Not if mice or ants don't feel as much pain as humans do. Equal pain is equally valuable, no matter the species. But unequal pain is not equally valuable.

What conceivable test would verify if one organism feels more pain than another organism?

Good question. I don't know of any such test, although I'm reluctant to say that it doesn't exist. That's why it's important to do research in this area.

Some kind of brain scans? Probably not very useful on insects, etc, but would probably work for, say, chickens vs. chimpanzees.

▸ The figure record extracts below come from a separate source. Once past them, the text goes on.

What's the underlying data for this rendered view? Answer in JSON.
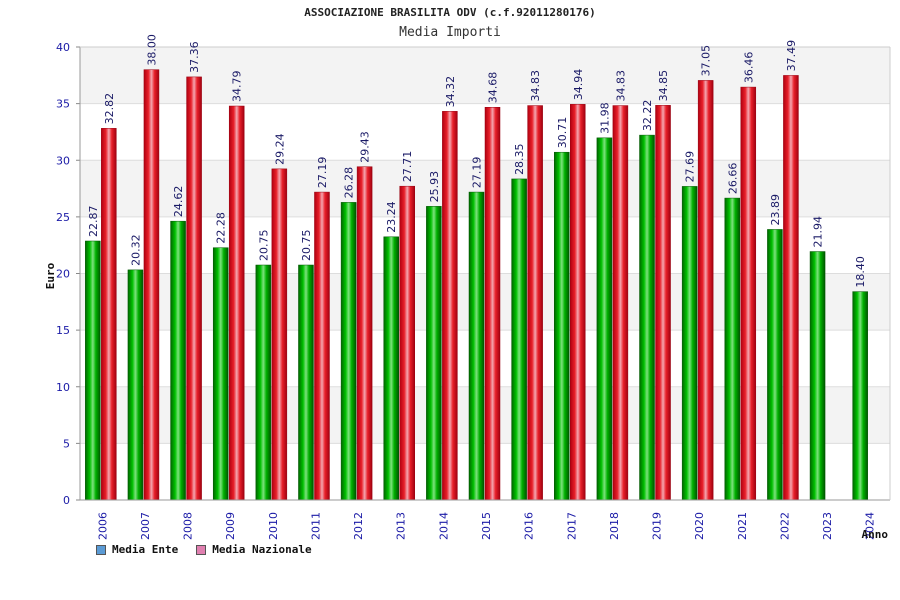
{
  "chart_data": {
    "type": "bar",
    "title": "ASSOCIAZIONE BRASILITA ODV (c.f.92011280176)",
    "subtitle": "Media Importi",
    "xlabel": "Anno",
    "ylabel": "Euro",
    "ylim": [
      0,
      40
    ],
    "yticks": [
      0,
      5,
      10,
      15,
      20,
      25,
      30,
      35,
      40
    ],
    "grid": true,
    "legend_position": "bottom-left",
    "categories": [
      "2006",
      "2007",
      "2008",
      "2009",
      "2010",
      "2011",
      "2012",
      "2013",
      "2014",
      "2015",
      "2016",
      "2017",
      "2018",
      "2019",
      "2020",
      "2021",
      "2022",
      "2023",
      "2024"
    ],
    "series": [
      {
        "name": "Media Ente",
        "color": "#00aa00",
        "legend_color": "#5b9bd5",
        "values": [
          22.87,
          20.32,
          24.62,
          22.28,
          20.75,
          20.75,
          26.28,
          23.24,
          25.93,
          27.19,
          28.35,
          30.71,
          31.98,
          32.22,
          27.69,
          26.66,
          23.89,
          21.94,
          18.4
        ],
        "labels": [
          "22.87",
          "20.32",
          "24.62",
          "22.28",
          "20.75",
          "20.75",
          "26.28",
          "23.24",
          "25.93",
          "27.19",
          "28.35",
          "30.71",
          "31.98",
          "32.22",
          "27.69",
          "26.66",
          "23.89",
          "21.94",
          "18.40"
        ]
      },
      {
        "name": "Media Nazionale",
        "color": "#e8202a",
        "legend_color": "#e080b0",
        "values": [
          32.82,
          38.0,
          37.36,
          34.79,
          29.24,
          27.19,
          29.43,
          27.71,
          34.32,
          34.68,
          34.83,
          34.94,
          34.83,
          34.85,
          37.05,
          36.46,
          37.49,
          null,
          null
        ],
        "labels": [
          "32.82",
          "38.00",
          "37.36",
          "34.79",
          "29.24",
          "27.19",
          "29.43",
          "27.71",
          "34.32",
          "34.68",
          "34.83",
          "34.94",
          "34.83",
          "34.85",
          "37.05",
          "36.46",
          "37.49",
          "",
          ""
        ]
      }
    ]
  }
}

Some kind of brain scans? Probably not very useful on insects, etc, but would probably work for, say, chickens vs. chimpanzees.

Okay, say you had some kind of nociceptor analysis machine (or, for that matter, whatever you think "pain" will eventually reduce to). Would it count the number of discrete cociceptors or would it measure cociceptor mass? What if we encountered extra-terrestrial life that didn't have any (of whatever it is that we have reduced "pain" to)? Would they then count for nothing in your moral calculus?

To me, this whole things feels like we are trying to multiply apples by oranges and divide by zebras. Also, it seems problematic from an institutional design perspective, due to poor incentive structure. It would reward those persons that self-modify towards being more utility-monster-like on the margin.

Well, there's neurologically sophisticated Earthly life with neural organization very different from mammals', come to that.

I'm not neurologist enough to give an informed account of how an octopus's brain differs from a rhesus monkey's, but I'm almost sure its version of nociception would look quite different. Though they've got an opioid receptor system, so maybe this is more basal than I thought.

I remember reading that crustaceans don't have the part of the brain that processes pain. I don't feel bad about throwing live crabs into boiling water.

Really? I remember reading the opposite. Many times. If you're regularly boiling them alive, have you considered researching this?